Cousteau racism revealed in letter
VIRULENTLY ANTI-SEMITIC remarks made 58 years ago by the French undersea explorer and television star, Jacques Cousteau, bubbled to the surface with unfortunate timing yesterday.
On the day the late captain Cousteau was to be eulogised at the Academie Francaise, a French newspaper published the text of a letter he wrote to a friend on 1 May 1941.
Cousteau, then a 31-year-old naval officer, wrote that he and his family could find nowhere suitable to live in Marseilles and that "there will be no decent apartment available until we have kicked out all these ignoble yids who are burdening us".
At the time, the pro-Nazi Vichy government was in power in part of France and beginning the persecution of Jews which led to mass arrests and tens of thousands of deaths in concentration camps.

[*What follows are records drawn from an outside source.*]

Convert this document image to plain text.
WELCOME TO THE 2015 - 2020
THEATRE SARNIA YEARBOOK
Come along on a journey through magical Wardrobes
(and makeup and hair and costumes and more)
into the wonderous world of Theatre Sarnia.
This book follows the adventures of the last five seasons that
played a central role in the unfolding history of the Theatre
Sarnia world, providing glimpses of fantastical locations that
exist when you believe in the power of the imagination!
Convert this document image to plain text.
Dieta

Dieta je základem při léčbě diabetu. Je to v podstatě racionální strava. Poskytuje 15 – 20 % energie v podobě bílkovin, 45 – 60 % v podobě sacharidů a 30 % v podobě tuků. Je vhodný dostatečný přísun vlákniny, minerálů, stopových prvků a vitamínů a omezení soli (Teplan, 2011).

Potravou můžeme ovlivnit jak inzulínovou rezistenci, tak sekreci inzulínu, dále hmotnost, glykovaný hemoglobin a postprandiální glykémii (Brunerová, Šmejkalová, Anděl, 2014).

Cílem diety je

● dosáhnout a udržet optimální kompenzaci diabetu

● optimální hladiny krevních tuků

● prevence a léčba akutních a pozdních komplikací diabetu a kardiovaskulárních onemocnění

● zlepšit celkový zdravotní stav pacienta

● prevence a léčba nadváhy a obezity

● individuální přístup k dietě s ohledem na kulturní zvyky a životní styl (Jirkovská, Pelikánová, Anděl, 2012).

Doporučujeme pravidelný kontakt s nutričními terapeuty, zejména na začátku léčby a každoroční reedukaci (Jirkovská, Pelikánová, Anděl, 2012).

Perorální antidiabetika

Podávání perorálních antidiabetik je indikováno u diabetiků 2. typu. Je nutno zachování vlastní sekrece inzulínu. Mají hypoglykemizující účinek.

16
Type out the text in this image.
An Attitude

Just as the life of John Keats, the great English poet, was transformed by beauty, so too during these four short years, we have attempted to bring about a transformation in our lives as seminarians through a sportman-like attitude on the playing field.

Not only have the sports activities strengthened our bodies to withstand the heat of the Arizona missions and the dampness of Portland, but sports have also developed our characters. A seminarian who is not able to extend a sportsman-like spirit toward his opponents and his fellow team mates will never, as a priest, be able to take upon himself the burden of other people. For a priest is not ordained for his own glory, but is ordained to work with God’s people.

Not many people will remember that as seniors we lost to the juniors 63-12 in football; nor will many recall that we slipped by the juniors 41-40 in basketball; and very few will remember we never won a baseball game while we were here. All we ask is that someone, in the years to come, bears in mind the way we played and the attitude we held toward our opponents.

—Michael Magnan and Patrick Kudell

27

The letter was discovered by Cousteau's biographer, Bernard Violet, who says that the explorer, television pioneer and inventor of the aqualung often made racist remarks in private.
Cousteau, who died two years ago, was eulogised at the Academie Francaise yesterday by the writer Erik Orsenna, who took his seat-for-life in the citadel of French culture last year.
Mr Orsenna told the newspaper Le Monde that the letter was "clearly ignoble" but reflected its times. If all French correspondence from the era were to be re-read today, "one would find a great deal of anti-semitism of this kind" he said.